3) LANDLORD LAWS ARE A DEAD END, NOT A STEPPING STONE TO GOOD LAWS. Because landlord laws provide only the illusion of banning devocalization and declawing, lawmakers don't have to choose sides. They can appease constituents who oppose behavior-masking surgeries ANDthe powerful special-interest groups that profit from them.
When lawmakers are asked to support future bills that really would protect animals--but anger the veterinary lobby--by prohibiting these surgeries outright, they will be less likely.
The landlord law is their escape hatch. They can claim, "I already voted to ban devocalization and declawing. There's no need for another law." And naive animal lovers will believe them.
WHO DO LANDLORD LAWS REALLY BENEFIT?
All these dogs were devocalized. Landlords had nothing to do with it.
Animals don't benefit from landlord laws. Who does?
Breeders, vivisectors and irresponsible pet owners, who can continue to have their animals' vocal cords cut or their cats declawed because landlord laws keep these cruel surgeries legal.
Vets who perform devocalization and declawing, which boost clinic profits.
Lawmakers who wish to appear animal-friendly--without alienating powerful lobbies that have a financial interest in devocalization and declawing.
Animal advocacy groups that want to attach their names to lawsbut not work to pass good ones. Some advocacy groups are well-intentioned but legislatively naive. Others use humane laws, good or bad but sugar-coated, as a springboard for donations and media.
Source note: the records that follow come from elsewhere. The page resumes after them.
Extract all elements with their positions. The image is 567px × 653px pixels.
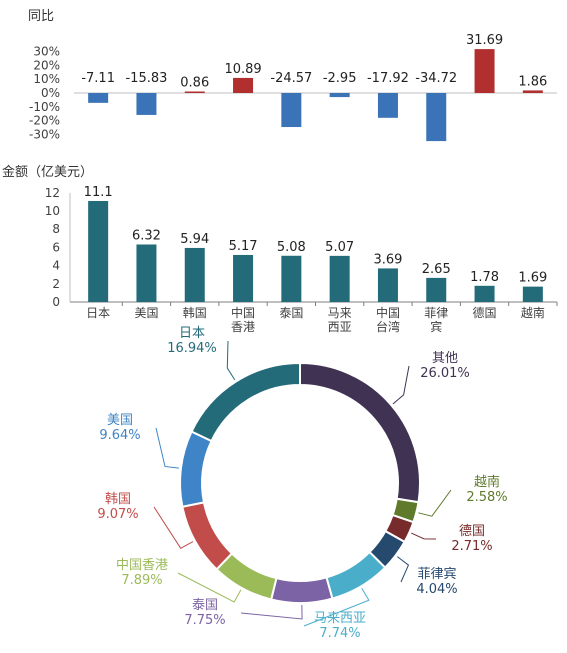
yoy-value-label: -17.92 <box>367 71 409 86</box>
amount-bar <box>233 254 254 302</box>
amount-category-label: 中国台湾 <box>376 305 400 334</box>
yoy-y-tick: -10% <box>29 100 60 114</box>
yoy-bar <box>88 93 109 103</box>
yoy-value-label: 0.86 <box>180 76 209 91</box>
donut-slice <box>179 430 213 508</box>
amount-y-tick: 4 <box>52 259 60 273</box>
donut-leader-line <box>153 506 194 549</box>
donut-slice <box>299 361 421 504</box>
donut-slice <box>269 576 334 604</box>
amount-value-label: 5.17 <box>229 239 258 254</box>
amount-value-label: 1.78 <box>470 270 499 285</box>
donut-slice <box>190 361 301 443</box>
amount-value-label: 6.32 <box>132 228 161 243</box>
share-donut-chart: 其他 26.01% 越南 2.58% 德国 2.71% 菲律宾 4.04% 马来西亚 7.74% 泰… <box>97 326 507 641</box>
donut-leader-line <box>411 532 437 540</box>
yoy-value-label: -34.72 <box>415 71 457 86</box>
donut-leader-line <box>392 365 410 405</box>
amount-bar <box>426 277 447 302</box>
amount-category-label: 中国香港 <box>231 305 255 334</box>
amount-y-tick: 12 <box>45 186 60 200</box>
yoy-y-tick: 20% <box>33 58 60 72</box>
amount-chart: 12 10 8 6 4 2 0 11.1 日本 6.32 美国 5.94 韩国 5.17 中国香港 5.08 泰… <box>45 185 558 334</box>
yoy-value-label: 10.89 <box>224 62 261 77</box>
yoy-bar <box>281 93 302 128</box>
donut-leader-line <box>396 556 410 583</box>
yoy-value-label: 1.86 <box>518 74 547 89</box>
donut-label: 马来西亚 7.74% <box>314 611 366 641</box>
amount-category-label: 德国 <box>473 305 497 320</box>
amount-y-tick: 10 <box>45 204 60 218</box>
amount-bar <box>329 255 350 302</box>
donut-leader-line <box>155 427 179 469</box>
donut-leader-line <box>226 340 236 381</box>
amount-bar <box>281 255 302 302</box>
amount-y-tick: 8 <box>52 222 60 236</box>
donut-slice <box>325 550 387 600</box>
yoy-bar <box>474 49 495 93</box>
yoy-y-tick: -30% <box>29 128 60 142</box>
amount-category-label: 马来西亚 <box>328 306 352 334</box>
amount-value-label: 2.65 <box>422 262 451 277</box>
donut-label: 德国 2.71% <box>451 524 492 554</box>
donut-label: 越南 2.58% <box>466 474 507 505</box>
donut-label: 泰国 7.75% <box>184 598 225 628</box>
amount-bar <box>474 285 495 302</box>
amount-value-label: 5.07 <box>325 240 354 255</box>
donut-leader-line <box>240 604 303 620</box>
amount-y-tick: 0 <box>52 295 60 309</box>
donut-label: 日本 16.94% <box>167 326 217 356</box>
donut-leader-line <box>418 489 452 517</box>
amount-value-label: 11.1 <box>84 185 113 200</box>
donut-leader-line <box>177 572 242 603</box>
amount-y-tick: 6 <box>52 240 60 254</box>
yoy-title: 同比 <box>28 9 54 24</box>
amount-value-label: 5.08 <box>277 240 306 255</box>
amount-category-label: 日本 <box>86 306 110 320</box>
yoy-bar <box>522 90 543 93</box>
donut-label: 菲律宾 4.04% <box>416 566 457 597</box>
amount-category-label: 韩国 <box>183 305 207 320</box>
amount-category-label: 越南 <box>521 305 545 320</box>
donut-label: 韩国 9.07% <box>97 492 138 522</box>
amount-category-label: 美国 <box>134 306 158 320</box>
yoy-bar <box>184 91 205 93</box>
yoy-bar <box>136 93 157 115</box>
amount-bar <box>184 247 205 302</box>
yoy-bar <box>377 93 398 118</box>
yoy-bar <box>233 77 254 93</box>
yoy-bar <box>426 93 447 142</box>
amount-category-label: 菲律宾 <box>424 306 448 334</box>
donut-label: 其他 26.01% <box>420 351 470 381</box>
yoy-value-label: -7.11 <box>81 71 115 86</box>
yoy-chart: 30%20%10%0%-10%-20%-30% -7.11 -15.83 0.86 10… <box>29 33 557 142</box>
amount-bar <box>136 244 157 302</box>
donut-label: 美国 9.64% <box>99 413 140 443</box>
yoy-value-label: -15.83 <box>125 71 167 86</box>
donut-label: 中国香港 7.89% <box>116 558 168 588</box>
yoy-bar <box>329 93 350 98</box>
yoy-value-label: -24.57 <box>270 71 312 86</box>
yoy-value-label: 31.69 <box>466 33 503 48</box>
yoy-y-tick: 30% <box>33 44 60 58</box>
donut-leader-line <box>303 587 370 627</box>
amount-y-tick: 2 <box>52 277 60 291</box>
donut-slice <box>181 501 234 571</box>
amount-bar <box>522 286 543 302</box>
yoy-y-tick: 0% <box>41 86 60 100</box>
yoy-value-label: -2.95 <box>323 71 357 86</box>
amount-title: 金额（亿美元） <box>2 164 93 180</box>
amount-value-label: 3.69 <box>373 252 402 267</box>
amount-value-label: 5.94 <box>180 232 209 247</box>
yoy-y-tick: 10% <box>33 72 60 86</box>
amount-category-label: 泰国 <box>279 306 303 320</box>
amount-bar <box>377 268 398 302</box>
yoy-y-tick: -20% <box>29 114 60 128</box>
amount-value-label: 1.69 <box>518 271 547 286</box>
amount-bar <box>88 200 109 302</box>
Laws that actually do protect animals, but hurt the wallets of the veterinary, breeding and animal-testing lobbies, are much harder to pass. We think animals are worth it.
It is telling that landlord laws face no opposition from the special-interest groups which fight real devocalization and declawing bans. And the California law was endorsed by the California Apartment Association, which represents the interests of rental property owners and managers--not tenants or their pets!
The association obviously would have opposed this legislation if members were mandating devocalization and declawing.
Landlord laws are an easy win for those who sponsor them. But they're a painful loss for animals.